Financial crisis are painfully commonplace

Financial crisis are painfully commonplace

January 25, 2016 0 By Michel Santi


Blinder is no one than he who refuses to see. The main factors responsible for the torments of these last few years are still at large, when they haven’t been magnified despite declarations coming from the financial community and authorities claiming to be reassuring. According to them, systemic reforms would have in fact been made because financial institutions – which are far better regulated – would work on providing more capital. However, these commercial and financial imbalances have since 2008 been brought to a high point. In fact – held down by stricter supervision – the world of investment speculation has turned to raw materials, emerging markets and hedge funds with nearly non-existent regulation in order to realise complementary profits…but just to inflate a new bubble that is currently on full scale implosion.

Busy restoring order to bank ratios, the regulator has therefore – once again – been caught unawares by financial actors who, motivated by the will to earn more and ever more, continuously get a head start. In other words, the system is currently threatened with liquefaction by hyper-speculation on barely regulated asset classes, which is led by an industry which refuses to accept profits lesser than those of the past. How does one make them understand that profits from 2000 to 2007 constituted an unhealthy anomaly and that it is imperative – in order to save our economy – to grant particular attention to risk management and a massive abatement of leveraged transactions?

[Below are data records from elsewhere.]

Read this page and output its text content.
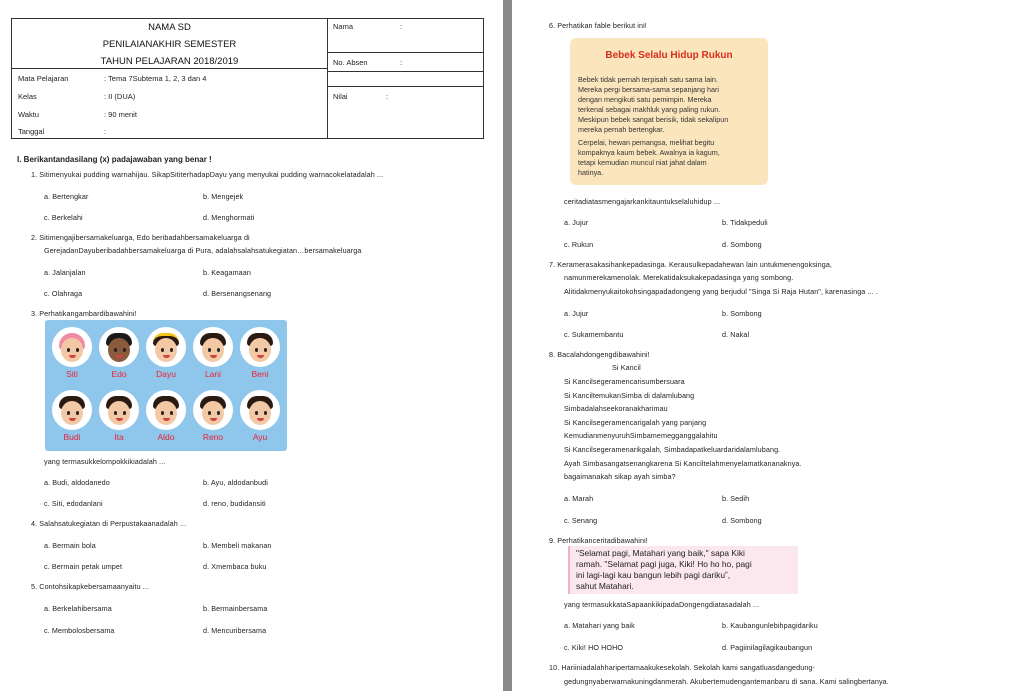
NAMA SD
PENILAIANAKHIR SEMESTER
TAHUN PELAJARAN 2018/2019
Mata Pelajaran	: Tema 7Subtema 1, 2, 3 dan 4
Kelas	: II (DUA)
Waktu	: 90 menit
Tanggal	:
Nama	:
No. Absen	:
Nilai	:
I. Berikantandasilang (x) padajawaban yang benar !
1. Sitimenyukai pudding warnahijau. SikapSititerhadapDayu yang menyukai pudding warnacokelatadalah ...
a. Bertengkar	b. Mengejek
c. Berkelahi	d. Menghormati
2. Sitimengajibersamakeluarga, Edo beribadahbersamakeluarga di
GerejadanDayuberibadahbersamakeluarga di Pura, adalahsalahsatukegiatan…bersamakeluarga
a. Jalanjalan	b. Keagamaan
c. Olahraga	d. Bersenangsenang
3. Perhatikangambardibawahini!
Siti	Edo	Dayu	Lani	Beni
Budi	Ita	Aldo	Reno	Ayu
yang termasukkelompokkikiadalah ...
a. Budi, aldodanedo	b. Ayu, aldodanbudi
c. Siti, edodanlani	d. reno, budidansiti
4. Salahsatukegiatan di Perpustakaanadalah ...
a. Bermain bola	b. Membeli makanan
c. Bermain petak umpet	d. Xmembaca buku
5. Contohsikapkebersamaanyaitu ...
a. Berkelahibersama	b. Bermainbersama
c. Membolosbersama	d. Mencuribersama
6. Perhatikan fable berikut ini!
Bebek Selalu Hidup Rukun
Bebek tidak pernah terpisah satu sama lain.
Mereka pergi bersama-sama sepanjang hari
dengan mengikuti satu pemimpin. Mereka
terkenal sebagai makhluk yang paling rukun.
Meskipun bebek sangat berisik, tidak sekalipun
mereka pernah bertengkar.
Cerpelai, hewan pemangsa, melihat begitu
kompaknya kaum bebek. Awalnya ia kagum,
tetapi kemudian muncul niat jahat dalam
hatinya.
ceritadiatasmengajarkankitauntukselaluhidup ...
a. Jujur	b. Tidakpeduli
c. Rukun	d. Sombong
7. Keramerasakasihankepadasinga. Kerausulkepadahewan lain untukmenengoksinga,
namunmerekamenolak. Merekatidaksukakepadasinga yang sombong.
Alitidakmenyukaitokohsingapadadongeng yang berjudul "Singa Si Raja Hutan", karenasinga ... .
a. Jujur	b. Sombong
c. Sukamembantu	d. Nakal
8. Bacalahdongengdibawahini!
Si Kancil
Si Kancilsegeramencarisumbersuara
Si KanciltemukanSimba di dalamlubang
Simbadalahseekoranakharimau
Si Kancilsegeramencarigalah yang panjang
KemudianmenyuruhSimbamemegganggalahitu
Si Kancilsegeramenarikgalah, Simbadapatkeluardaridalamlubang.
Ayah Simbasangatsenangkarena Si Kanciltelahmenyelamatkananaknya.
bagaimanakah sikap ayah simba?
a. Marah	b. Sedih
c. Senang	d. Sombong
9. Perhatikanceritadibawahini!
"Selamat pagi, Matahari yang baik," sapa Kiki
ramah. "Selamat pagi juga, Kiki! Ho ho ho, pagi
ini lagi-lagi kau bangun lebih pagi darikuˮ,
sahut Matahari.
yang termasukkataSapaankikipadaDongengdiatasadalah ...
a. Matahari yang baik	b. Kaubangunlebihpagidariku
c. Kiki! HO HOHO	d. Pagiinilagilagikaubangun
10. Hariiniadalahharipertamaakukesekolah. Sekolah kami sangatluasdangedung-
gedungnyaberwarnakuningdanmerah. Akubertemudengantemanbaru di sana. Kami salingbertanya.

The last decade has been punctuated by speculative implosions and collapses of financial institutions and large investment funds. And this is why Nassim Taleb – author of The Black Swan – will have to review his theory since his “black swan” has become our daily bread! Due to our limited knowledge, we are confined to analyse the present and predict the future by observing and extrapolating past trends. The result is that any unforeseen events profoundly destabilise us. As soon as this unknown arises – Taleb’s famous “black swan” – it is the whole system, with its beliefs and presuppositions, which is threatened with collapse… In other words, unpredictable events, that is to say any event affected by weak probability, are having a considerable impact. The extreme and unhealthy market volatility of the last few years was provoked precisely by “highly improbable” events, as it so happens by readjustments and liquidations of positions held by investors who knowingly took too many risks.

In fact, financial investors and professionals have become de facto public enemies since the cultures of excessive risk and win at all cost have become the norm. Gone are the days when dad would buy shares to keep them for a few years, gone are the days when grandad would place his savings in Treasury Bonds. Taleb has already been overtaken because uncertainty, erratic behaviour and exacerbated volatility now furnish our lives, in the knowledge that even the most sure, reputed investments are now vulnerable to go bankrupt from one day to the next. Exceptional occurrences are now an integral part of investor psychology. Worse still is that these investors speculate and gamble on the advent of the “highly improbable” in the hope – obviously – of making a profit from it. In short, the “black swan” reigns supreme.

At the start of 2016 the economic climate is much more uncertain than before the subprime crisis, and our system therefore finds itself struck with immunodeficiency in the face of the risk of another implosion. Governments – who have spent unholy sums on financial bailouts – will no longer be in a position, neither economically nor politically, to draw on now empty accounts in order to stabilise and clean up the system. Bankers have of course accomplished an admirable feat of lobbying by persuading our governments of their establishments’ vital role to our economy. Meanwhile, the taxpayer’s pockets are empty and so are Governments’. The consequences of the implosion of a new bubble would therefore be easy to understand but terrifying to bear.

While whole swathes of financial activity are now escaping all regulation and sovereign debt crises are far from being resolved, the ingredients of a major conflagration are currently coming to a fore. Inexorably.